The trial was scheduled to begin in April. But defense lawyers have said they need to go to Martinez-Guzman’s home country of El Salvador — where travel currently is prohibited because of COVID-19 — to gather information to help determine if their client has an intellectual disability that would make it illegal to execute him.
Hicks said he’s working under the assumption that the defense will seek the disability declaration, and Arrascada said he’ll try to provide an update at a status hearing Feb. 1.
“We are doing our best under this worldwide pandemic ... regarding our intellectual disability investigation,” Arrascada said Monday.
Steinheimer said she will set a schedule for various motion hearings but would rather wait until after the motion on disability is filed.
“If it is no longer a case eligible for the death penalty, those deadlines will be significantly different,” she said.
Federal officials have said Martinez-Guzman is in the U.S. illegally, but they don’t know how or when he arrived in the U.S. The case has drawn the attention of President Donald Trump, who used it to bolster to bolster his argument for a border wall.
Prosecutors say Martinez-Guzman stole a revolver from Gerald and Sharon David in Reno Jan. 4, 2019. They say he fatally shot Constance Koontz on Jan. 9, killed Sophia Renken on Jan. 12 and robbed and killed the Davids on Jan. 15.
The crimes are linked partly because the same gun was used in all four killings, prosecutors said. They said he had done landscaping work in the past for the victims.
Washoe County District Attorney Chris Hicks said in his latest Supreme Court filing Dec. 11 the intent for the Douglas County killings was formed in Washoe County. He said Martinez-Guzman planned to steal from his victims’ garages to obtain money for drugs, but once he had the gun, started entering homes for more valuable property.
“Guzman initially formed his plan to steal from his victims months before the crimes in this case occurred when he was doing landscaping work, but he only chose to act on an escalated version of his original plan shortly after obtaining the revolver from the Davids,” Hicks wrote.
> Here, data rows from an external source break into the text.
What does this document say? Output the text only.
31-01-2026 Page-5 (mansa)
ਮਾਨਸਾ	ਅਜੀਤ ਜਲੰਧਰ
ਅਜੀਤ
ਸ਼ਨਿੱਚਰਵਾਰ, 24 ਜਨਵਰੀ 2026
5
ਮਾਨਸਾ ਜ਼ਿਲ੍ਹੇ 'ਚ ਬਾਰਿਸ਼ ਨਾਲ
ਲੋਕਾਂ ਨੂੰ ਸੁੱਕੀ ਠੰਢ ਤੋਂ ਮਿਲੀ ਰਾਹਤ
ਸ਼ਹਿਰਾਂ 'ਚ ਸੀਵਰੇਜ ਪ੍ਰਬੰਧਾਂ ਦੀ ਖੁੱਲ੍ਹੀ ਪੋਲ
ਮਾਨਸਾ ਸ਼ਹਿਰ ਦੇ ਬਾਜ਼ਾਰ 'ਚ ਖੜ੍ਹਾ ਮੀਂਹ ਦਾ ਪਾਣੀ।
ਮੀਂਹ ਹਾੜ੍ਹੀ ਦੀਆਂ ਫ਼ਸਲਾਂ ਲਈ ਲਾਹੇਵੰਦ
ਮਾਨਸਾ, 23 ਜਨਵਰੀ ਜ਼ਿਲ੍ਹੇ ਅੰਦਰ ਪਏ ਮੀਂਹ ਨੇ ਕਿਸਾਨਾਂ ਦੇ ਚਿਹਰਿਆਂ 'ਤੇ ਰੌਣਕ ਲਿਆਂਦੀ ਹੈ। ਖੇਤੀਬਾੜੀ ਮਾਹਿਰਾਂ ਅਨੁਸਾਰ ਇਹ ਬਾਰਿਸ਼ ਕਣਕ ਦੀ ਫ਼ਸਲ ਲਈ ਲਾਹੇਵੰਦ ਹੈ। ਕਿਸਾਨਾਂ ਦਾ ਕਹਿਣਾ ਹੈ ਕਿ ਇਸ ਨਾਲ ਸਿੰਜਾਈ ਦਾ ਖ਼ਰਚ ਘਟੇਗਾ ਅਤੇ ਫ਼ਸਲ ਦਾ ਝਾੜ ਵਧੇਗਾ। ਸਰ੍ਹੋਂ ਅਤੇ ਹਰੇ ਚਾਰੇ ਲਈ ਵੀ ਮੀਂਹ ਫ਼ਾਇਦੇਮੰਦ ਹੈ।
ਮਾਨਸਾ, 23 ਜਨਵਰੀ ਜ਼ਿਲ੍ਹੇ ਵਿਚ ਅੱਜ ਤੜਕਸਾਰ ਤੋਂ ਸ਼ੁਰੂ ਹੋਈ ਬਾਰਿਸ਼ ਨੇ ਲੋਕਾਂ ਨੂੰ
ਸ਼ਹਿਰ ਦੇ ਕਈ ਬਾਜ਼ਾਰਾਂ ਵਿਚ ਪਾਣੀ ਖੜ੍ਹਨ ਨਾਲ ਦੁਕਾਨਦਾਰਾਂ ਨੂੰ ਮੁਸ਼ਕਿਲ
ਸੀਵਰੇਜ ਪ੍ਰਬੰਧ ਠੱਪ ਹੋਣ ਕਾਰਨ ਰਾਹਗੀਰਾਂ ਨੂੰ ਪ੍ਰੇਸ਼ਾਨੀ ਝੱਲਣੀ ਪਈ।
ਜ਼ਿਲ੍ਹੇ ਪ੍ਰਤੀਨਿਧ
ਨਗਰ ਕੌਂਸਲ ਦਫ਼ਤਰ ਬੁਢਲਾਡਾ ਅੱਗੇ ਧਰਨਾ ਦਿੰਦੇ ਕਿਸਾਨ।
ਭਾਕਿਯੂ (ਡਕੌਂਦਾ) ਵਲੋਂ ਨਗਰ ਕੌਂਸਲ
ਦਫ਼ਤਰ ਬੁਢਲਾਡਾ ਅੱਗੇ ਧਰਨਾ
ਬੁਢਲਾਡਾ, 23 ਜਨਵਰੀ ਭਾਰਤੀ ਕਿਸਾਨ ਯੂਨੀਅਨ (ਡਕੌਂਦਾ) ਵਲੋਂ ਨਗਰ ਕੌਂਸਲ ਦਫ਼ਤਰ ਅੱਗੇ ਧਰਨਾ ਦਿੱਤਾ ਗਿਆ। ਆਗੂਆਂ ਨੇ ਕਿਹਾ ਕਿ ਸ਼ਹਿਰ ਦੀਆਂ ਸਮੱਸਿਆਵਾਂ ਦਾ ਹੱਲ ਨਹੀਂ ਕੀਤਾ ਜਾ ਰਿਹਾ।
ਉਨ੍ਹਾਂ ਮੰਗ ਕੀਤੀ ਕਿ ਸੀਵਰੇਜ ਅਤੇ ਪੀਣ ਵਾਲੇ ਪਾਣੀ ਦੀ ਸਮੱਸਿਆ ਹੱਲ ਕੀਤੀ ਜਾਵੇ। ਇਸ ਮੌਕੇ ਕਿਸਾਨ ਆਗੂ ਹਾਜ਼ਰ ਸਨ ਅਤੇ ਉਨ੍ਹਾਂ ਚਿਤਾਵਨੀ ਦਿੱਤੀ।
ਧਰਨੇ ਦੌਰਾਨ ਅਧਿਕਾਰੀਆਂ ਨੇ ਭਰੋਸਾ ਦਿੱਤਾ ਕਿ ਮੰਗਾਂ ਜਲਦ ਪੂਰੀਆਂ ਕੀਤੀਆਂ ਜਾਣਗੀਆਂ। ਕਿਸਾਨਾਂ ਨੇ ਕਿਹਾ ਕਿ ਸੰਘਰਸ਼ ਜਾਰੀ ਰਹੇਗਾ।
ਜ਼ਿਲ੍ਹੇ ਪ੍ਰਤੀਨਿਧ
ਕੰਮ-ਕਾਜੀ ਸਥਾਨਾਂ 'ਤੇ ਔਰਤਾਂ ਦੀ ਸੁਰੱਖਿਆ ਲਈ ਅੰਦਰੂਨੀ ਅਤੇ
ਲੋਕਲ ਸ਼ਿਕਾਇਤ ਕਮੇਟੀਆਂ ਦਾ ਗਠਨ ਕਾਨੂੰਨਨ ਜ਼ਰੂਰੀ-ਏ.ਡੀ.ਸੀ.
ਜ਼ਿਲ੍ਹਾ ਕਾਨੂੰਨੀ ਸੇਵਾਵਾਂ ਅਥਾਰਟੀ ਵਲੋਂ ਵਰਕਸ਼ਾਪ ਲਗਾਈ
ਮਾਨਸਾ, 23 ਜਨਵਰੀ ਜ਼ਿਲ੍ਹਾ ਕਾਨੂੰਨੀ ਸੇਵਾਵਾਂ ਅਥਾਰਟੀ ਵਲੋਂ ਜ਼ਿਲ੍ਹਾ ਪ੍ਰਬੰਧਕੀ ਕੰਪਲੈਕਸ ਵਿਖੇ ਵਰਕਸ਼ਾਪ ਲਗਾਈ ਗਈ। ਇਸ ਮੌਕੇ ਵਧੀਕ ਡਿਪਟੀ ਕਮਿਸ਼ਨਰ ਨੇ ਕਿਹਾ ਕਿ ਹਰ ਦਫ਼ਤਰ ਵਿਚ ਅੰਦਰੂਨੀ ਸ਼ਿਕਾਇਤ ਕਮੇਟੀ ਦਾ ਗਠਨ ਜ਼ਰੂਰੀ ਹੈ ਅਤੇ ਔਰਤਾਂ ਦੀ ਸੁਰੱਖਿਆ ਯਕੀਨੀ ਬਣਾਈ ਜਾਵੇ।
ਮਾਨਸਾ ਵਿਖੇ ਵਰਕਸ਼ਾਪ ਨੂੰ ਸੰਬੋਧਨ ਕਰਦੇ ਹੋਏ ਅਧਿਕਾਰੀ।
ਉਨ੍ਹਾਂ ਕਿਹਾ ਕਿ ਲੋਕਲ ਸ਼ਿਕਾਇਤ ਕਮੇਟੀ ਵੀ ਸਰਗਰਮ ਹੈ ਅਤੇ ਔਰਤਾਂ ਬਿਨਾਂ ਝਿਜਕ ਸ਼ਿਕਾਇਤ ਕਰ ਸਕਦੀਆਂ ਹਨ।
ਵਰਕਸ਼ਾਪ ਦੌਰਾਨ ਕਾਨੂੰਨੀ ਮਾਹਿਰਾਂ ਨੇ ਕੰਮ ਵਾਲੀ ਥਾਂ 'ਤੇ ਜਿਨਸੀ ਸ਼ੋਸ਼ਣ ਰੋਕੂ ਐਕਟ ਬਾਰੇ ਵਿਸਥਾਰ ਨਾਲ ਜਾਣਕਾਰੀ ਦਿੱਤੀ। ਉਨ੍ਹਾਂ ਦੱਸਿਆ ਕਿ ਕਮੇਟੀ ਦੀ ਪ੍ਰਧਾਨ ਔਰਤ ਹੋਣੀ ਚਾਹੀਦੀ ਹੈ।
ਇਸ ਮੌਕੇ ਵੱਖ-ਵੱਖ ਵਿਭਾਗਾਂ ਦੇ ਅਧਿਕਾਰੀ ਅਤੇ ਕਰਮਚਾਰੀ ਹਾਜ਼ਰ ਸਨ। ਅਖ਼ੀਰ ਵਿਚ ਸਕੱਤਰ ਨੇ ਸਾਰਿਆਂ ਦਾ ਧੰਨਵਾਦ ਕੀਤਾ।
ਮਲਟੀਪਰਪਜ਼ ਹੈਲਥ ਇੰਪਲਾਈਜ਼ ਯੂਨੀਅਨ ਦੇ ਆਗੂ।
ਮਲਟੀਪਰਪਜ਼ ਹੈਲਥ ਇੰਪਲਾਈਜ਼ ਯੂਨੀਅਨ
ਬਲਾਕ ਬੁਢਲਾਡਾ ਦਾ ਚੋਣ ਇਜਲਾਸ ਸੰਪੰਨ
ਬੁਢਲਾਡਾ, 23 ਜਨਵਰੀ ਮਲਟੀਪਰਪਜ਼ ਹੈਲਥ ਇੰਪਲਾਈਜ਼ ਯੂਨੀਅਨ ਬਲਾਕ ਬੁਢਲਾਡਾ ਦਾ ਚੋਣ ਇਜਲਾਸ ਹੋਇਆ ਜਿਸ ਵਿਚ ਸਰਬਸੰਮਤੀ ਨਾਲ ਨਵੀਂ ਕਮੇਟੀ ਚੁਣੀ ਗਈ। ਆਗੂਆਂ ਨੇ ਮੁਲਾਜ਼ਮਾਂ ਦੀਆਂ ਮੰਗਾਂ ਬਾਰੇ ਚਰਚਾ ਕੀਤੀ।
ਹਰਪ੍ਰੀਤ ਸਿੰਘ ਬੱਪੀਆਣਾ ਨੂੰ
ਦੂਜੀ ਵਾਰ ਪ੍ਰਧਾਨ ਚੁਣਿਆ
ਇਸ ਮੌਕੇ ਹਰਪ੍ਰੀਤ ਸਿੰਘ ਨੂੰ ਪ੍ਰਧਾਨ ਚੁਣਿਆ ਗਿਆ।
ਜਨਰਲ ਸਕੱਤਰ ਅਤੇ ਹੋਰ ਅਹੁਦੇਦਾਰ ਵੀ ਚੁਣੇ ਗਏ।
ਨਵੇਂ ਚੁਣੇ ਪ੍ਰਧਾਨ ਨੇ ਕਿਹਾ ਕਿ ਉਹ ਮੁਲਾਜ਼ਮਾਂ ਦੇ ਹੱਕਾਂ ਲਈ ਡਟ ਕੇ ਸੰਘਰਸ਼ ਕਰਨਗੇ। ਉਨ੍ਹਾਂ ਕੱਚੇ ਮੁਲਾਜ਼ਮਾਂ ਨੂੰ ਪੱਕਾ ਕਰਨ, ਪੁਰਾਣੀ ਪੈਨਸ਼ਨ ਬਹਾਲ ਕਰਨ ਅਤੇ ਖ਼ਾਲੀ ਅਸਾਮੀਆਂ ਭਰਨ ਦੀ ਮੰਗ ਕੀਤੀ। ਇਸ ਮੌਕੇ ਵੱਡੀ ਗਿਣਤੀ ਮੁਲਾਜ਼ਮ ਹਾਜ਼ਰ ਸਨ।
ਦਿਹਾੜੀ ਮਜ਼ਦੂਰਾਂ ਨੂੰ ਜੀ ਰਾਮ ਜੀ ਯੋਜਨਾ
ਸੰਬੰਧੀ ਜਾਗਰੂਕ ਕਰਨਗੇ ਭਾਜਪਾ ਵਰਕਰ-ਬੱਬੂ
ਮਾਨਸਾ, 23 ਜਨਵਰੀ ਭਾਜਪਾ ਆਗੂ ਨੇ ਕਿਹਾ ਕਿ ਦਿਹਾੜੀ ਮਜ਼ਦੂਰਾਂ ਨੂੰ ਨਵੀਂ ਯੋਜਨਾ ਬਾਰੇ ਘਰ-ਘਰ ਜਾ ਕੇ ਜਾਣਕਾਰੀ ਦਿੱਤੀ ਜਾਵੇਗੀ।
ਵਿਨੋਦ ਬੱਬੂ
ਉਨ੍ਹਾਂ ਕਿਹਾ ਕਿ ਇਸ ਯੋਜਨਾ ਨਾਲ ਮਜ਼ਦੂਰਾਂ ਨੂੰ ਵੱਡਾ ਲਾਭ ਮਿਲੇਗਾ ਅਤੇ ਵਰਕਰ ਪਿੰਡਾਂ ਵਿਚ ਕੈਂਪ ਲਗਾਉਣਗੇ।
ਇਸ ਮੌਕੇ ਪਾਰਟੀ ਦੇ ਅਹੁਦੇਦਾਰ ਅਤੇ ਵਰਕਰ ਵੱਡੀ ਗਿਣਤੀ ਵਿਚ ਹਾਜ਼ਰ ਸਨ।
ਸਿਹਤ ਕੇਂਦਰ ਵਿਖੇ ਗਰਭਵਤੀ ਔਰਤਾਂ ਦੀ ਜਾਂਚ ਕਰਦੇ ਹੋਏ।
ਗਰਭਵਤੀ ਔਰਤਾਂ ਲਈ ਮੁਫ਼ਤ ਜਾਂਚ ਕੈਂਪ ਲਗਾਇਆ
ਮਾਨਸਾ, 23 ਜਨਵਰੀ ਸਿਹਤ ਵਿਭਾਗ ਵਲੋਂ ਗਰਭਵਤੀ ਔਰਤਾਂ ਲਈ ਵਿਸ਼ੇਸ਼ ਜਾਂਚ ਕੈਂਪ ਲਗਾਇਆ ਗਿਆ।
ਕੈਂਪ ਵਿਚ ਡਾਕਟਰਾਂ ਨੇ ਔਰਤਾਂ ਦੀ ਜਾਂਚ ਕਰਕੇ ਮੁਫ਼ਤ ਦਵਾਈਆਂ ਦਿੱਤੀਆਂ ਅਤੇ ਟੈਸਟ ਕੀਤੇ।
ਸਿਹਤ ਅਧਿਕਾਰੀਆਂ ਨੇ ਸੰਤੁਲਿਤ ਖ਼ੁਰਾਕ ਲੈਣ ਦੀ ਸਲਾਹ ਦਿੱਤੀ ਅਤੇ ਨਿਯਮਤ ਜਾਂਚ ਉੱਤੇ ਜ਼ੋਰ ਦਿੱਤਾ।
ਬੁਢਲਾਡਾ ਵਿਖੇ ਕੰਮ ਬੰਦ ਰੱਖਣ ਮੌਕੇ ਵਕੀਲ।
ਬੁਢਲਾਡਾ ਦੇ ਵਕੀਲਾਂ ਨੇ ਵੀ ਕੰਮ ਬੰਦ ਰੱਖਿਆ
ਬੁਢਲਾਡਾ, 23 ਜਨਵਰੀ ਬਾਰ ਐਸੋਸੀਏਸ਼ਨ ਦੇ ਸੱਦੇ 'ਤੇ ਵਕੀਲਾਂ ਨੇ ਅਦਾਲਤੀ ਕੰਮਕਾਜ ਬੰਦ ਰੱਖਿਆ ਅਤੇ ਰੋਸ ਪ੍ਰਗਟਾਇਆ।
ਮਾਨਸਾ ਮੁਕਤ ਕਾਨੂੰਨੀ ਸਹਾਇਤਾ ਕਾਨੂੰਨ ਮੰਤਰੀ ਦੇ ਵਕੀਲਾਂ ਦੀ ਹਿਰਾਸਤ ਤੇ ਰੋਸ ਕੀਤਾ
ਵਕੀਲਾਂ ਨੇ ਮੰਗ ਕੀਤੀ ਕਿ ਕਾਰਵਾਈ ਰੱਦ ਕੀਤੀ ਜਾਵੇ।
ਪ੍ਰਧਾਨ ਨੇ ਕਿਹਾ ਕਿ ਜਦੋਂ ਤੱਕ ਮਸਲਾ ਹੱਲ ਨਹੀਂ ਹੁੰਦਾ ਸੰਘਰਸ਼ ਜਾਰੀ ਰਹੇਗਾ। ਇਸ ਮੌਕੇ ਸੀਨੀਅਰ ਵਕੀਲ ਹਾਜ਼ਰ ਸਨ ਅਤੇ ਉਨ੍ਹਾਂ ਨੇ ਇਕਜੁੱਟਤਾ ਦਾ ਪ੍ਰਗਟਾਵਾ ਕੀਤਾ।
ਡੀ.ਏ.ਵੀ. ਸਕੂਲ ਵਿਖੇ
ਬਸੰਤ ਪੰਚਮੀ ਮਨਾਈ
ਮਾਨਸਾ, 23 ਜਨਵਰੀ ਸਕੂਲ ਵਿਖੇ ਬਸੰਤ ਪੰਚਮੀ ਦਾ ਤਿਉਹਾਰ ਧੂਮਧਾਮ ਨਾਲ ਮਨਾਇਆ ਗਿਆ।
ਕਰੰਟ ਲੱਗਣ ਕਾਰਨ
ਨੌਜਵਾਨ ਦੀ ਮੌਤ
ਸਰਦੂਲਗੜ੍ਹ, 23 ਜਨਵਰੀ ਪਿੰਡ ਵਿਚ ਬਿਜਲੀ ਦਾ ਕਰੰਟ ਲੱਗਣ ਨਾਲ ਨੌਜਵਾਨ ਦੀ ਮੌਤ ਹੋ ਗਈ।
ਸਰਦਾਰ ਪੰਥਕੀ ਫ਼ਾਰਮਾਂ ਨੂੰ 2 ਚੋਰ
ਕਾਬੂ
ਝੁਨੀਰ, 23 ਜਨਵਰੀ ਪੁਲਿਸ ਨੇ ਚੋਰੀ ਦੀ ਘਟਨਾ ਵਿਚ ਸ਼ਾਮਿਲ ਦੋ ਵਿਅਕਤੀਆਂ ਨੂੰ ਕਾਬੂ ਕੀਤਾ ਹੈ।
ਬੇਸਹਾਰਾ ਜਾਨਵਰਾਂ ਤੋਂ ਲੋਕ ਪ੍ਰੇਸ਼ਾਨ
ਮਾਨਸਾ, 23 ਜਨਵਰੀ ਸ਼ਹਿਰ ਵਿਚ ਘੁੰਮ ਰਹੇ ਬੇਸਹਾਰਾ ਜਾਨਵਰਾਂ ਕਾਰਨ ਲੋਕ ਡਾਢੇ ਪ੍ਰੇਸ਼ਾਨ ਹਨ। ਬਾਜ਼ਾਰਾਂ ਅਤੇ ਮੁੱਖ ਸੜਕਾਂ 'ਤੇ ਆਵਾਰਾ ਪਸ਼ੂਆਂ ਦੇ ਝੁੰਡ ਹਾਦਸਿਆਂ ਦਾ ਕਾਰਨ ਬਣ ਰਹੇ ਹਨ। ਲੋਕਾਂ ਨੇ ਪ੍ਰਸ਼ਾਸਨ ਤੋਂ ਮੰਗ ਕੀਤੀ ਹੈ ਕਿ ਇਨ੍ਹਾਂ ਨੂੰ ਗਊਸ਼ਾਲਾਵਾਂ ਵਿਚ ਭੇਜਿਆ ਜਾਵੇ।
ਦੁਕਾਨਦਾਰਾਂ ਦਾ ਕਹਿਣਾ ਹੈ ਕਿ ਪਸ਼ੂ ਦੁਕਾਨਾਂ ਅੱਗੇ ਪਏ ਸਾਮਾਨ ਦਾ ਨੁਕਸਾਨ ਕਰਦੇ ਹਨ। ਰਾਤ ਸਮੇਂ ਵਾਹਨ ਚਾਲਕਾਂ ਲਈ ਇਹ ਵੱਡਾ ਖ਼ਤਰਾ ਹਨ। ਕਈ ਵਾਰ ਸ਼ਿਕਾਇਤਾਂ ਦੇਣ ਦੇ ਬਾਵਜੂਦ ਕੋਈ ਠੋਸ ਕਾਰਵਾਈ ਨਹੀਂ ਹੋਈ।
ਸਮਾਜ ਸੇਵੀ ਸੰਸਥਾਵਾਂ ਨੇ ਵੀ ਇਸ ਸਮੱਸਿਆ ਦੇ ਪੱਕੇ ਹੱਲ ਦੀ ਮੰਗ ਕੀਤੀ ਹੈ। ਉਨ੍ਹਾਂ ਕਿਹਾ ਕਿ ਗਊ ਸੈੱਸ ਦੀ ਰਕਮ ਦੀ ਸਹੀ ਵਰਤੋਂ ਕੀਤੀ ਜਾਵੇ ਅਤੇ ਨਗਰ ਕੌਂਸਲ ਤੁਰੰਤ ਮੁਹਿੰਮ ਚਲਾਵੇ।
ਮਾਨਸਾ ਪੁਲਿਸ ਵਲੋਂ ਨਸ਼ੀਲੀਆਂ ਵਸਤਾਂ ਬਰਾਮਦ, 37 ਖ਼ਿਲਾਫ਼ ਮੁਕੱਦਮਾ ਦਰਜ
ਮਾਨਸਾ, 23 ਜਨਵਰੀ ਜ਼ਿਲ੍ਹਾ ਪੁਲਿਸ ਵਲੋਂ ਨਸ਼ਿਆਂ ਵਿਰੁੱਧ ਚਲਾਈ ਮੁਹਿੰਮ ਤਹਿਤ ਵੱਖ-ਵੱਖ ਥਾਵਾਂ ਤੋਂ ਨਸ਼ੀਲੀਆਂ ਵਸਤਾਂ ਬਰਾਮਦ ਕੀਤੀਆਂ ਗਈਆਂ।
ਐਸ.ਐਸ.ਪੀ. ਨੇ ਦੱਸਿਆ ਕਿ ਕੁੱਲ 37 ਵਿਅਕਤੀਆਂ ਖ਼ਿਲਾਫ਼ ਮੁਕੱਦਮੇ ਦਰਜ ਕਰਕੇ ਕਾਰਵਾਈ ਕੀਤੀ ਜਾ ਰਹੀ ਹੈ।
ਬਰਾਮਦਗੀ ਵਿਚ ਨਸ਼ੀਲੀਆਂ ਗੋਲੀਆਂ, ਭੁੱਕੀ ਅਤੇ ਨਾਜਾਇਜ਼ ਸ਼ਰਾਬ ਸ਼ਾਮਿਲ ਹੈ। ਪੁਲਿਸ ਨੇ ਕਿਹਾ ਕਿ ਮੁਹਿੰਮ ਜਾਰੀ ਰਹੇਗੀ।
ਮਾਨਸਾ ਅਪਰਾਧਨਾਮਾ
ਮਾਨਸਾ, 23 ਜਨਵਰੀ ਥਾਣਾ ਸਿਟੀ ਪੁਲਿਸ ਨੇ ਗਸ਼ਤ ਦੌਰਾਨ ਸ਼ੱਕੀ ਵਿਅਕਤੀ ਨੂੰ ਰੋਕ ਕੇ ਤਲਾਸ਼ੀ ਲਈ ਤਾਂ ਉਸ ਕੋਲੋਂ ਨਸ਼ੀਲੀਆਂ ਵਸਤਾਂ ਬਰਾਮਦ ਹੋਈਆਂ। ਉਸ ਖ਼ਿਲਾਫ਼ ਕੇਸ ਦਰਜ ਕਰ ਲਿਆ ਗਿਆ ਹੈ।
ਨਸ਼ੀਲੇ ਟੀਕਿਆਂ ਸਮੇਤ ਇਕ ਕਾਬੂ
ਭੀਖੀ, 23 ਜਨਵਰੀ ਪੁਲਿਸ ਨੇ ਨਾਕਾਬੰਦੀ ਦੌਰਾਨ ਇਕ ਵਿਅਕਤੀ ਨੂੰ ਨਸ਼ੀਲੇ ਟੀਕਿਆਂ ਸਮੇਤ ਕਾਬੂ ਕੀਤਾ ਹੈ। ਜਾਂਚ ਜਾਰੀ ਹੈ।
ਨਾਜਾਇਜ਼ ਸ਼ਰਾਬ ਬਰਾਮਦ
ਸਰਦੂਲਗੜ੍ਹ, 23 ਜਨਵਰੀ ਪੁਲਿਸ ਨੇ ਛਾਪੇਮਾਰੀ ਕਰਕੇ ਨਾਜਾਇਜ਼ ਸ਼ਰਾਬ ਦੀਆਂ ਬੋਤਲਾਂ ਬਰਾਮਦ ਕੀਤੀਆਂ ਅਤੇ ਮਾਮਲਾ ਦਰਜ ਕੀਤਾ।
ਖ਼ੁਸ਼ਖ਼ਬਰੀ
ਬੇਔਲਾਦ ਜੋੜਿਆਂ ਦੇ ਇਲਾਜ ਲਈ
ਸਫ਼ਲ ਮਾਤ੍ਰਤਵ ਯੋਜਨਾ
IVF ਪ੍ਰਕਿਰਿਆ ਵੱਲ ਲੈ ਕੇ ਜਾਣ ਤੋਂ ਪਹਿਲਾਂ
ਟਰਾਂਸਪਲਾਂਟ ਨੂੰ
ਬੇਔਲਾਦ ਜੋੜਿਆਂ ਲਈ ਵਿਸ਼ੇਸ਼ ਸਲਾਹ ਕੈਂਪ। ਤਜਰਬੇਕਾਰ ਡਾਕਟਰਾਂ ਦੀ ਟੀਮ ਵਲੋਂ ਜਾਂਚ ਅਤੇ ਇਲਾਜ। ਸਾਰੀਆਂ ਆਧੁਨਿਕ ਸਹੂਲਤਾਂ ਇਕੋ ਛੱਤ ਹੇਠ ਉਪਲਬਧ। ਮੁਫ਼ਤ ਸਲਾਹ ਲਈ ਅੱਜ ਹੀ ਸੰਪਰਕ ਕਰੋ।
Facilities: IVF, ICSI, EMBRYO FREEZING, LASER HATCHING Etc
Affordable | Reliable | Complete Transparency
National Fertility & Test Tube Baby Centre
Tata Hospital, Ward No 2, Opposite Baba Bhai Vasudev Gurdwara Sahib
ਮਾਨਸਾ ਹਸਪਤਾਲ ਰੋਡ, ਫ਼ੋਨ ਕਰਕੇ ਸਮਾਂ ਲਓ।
Arrascada said in his latest filing Dec. 18 that the facts “show discreet events occurring in separate counties over a period of time, albeit by one actor.”
“The facts do not demonstrate a sufficient connection under our venue statutes to grant the Washoe County grand jury the power to return an indictment on the Douglas County charges,” he said.
Hicks said one trial is more efficient and less costly, and that Martinez-Guzman can appeal if he feels he’s been convicted unfairly. He said appropriate venue typically is subject to proof at trial.
Regardless of the court’s decision, Guzman will still be subject to prosecution for the Douglas County offenses, “either as charged now in Washoe County or in a later prosecution in Douglas County,” Hicks wrote. “Thus, Guzman’s petition does not present an urgency or a necessary circumstance requiring intervention now.”